The basic sensor package at each observatory consists of two magnetometers
- a tri-axial fluxgate magnetometer for gathering vectorial data (data with a directional component and a numerical component)
- a proton magnetometer that measures the total intensity of the magnetic field (F)
The vector-component data collected by the fluxgate magnetometer typically includes:
- horizontal intensity (H)
- declination (D)
- vertical component (Z)
The redundancy between these two measurement systems allows for consistency checks that are useful for troubleshooting. Since it is important that the directional information be precise, both the fluxgate magnetometer and the theodolite are supported by piers that are firmly anchored into the ground so that they cannot move once they are oriented properly.
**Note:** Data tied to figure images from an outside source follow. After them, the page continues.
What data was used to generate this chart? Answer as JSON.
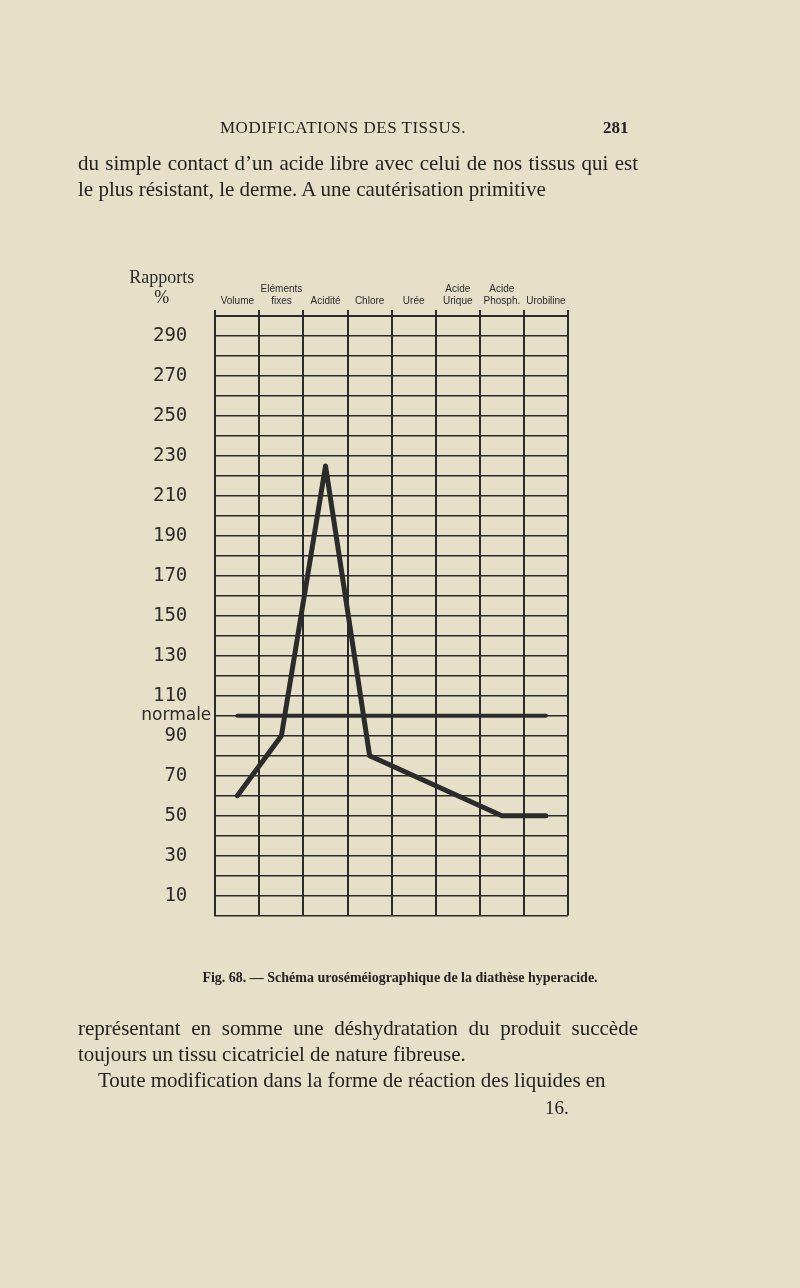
{
  "chart_data": {
    "type": "line",
    "title": "Fig. 68. — Schéma uroséméiographique de la diathèse hyperacide.",
    "ylabel": "Rapports %",
    "categories": [
      "Volume",
      "Eléments fixes",
      "Acidité",
      "Chlore",
      "Urée",
      "Acide Urique",
      "Acide Phosph.",
      "Urobiline"
    ],
    "series": [
      {
        "color": "#2b2b2b",
        "values": [
          60,
          90,
          225,
          80,
          70,
          60,
          50,
          50
        ]
      }
    ],
    "ylim": [
      0,
      300
    ],
    "yticks": [
      {
        "value": 0,
        "label": null
      },
      10,
      {
        "value": 20,
        "label": null
      },
      30,
      {
        "value": 40,
        "label": null
      },
      50,
      {
        "value": 60,
        "label": null
      },
      70,
      {
        "value": 80,
        "label": null
      },
      90,
      {
        "value": 100,
        "label": null
      },
      110,
      {
        "value": 120,
        "label": null
      },
      130,
      {
        "value": 140,
        "label": null
      },
      150,
      {
        "value": 160,
        "label": null
      },
      170,
      {
        "value": 180,
        "label": null
      },
      190,
      {
        "value": 200,
        "label": null
      },
      210,
      {
        "value": 220,
        "label": null
      },
      230,
      {
        "value": 240,
        "label": null
      },
      250,
      {
        "value": 260,
        "label": null
      },
      270,
      {
        "value": 280,
        "label": null
      },
      290,
      {
        "value": 300,
        "label": null
      }
    ],
    "ref_lines": [
      {
        "axis": "y",
        "value": 100,
        "label": "normale",
        "color": "#2b2b2b"
      }
    ],
    "grid": true,
    "legend": false,
    "marker": "none",
    "line_style": "solid",
    "annotations": [
      "MODIFICATIONS DES TISSUS.",
      "281",
      "du simple contact d’un acide libre avec celui de nos tissus qui est le plus résistant, le derme. A une cautérisation primitive",
      "représentant en somme une déshydratation du produit succède toujours un tissu cicatriciel de nature fibreuse.",
      "Toute modification dans la forme de réaction des liquides en",
      "16."
    ]
  }
}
The two instruments are sensitive to temperature and magnetic interference; as a result the buildings at each observatory are situated on plots of land of sufficient size to help isolate the operations from outside magnetic interference. To reduce the baseline drift of the instruments due to temperature, the sensors and electronics are housed in well-insulated, thermostatically-controlled buildings, but this doesn't completely eliminate the baseline drift. Each observatory is visited by a Program employee or contractor about once a week so that 'absolute' measurements can be made using a theodolite coupled to a small magnetometer. These absolutes data are used during data processing to make final adjustments to the data baselines. USGS Geomagnetism Program observatory standards are consistent with those set by Intermagnet, an international consortium which promotes the worldwide collection of high-quality, ground-based magnetometer data, and within which the USGS Geomagnetism Program has an important leadership role.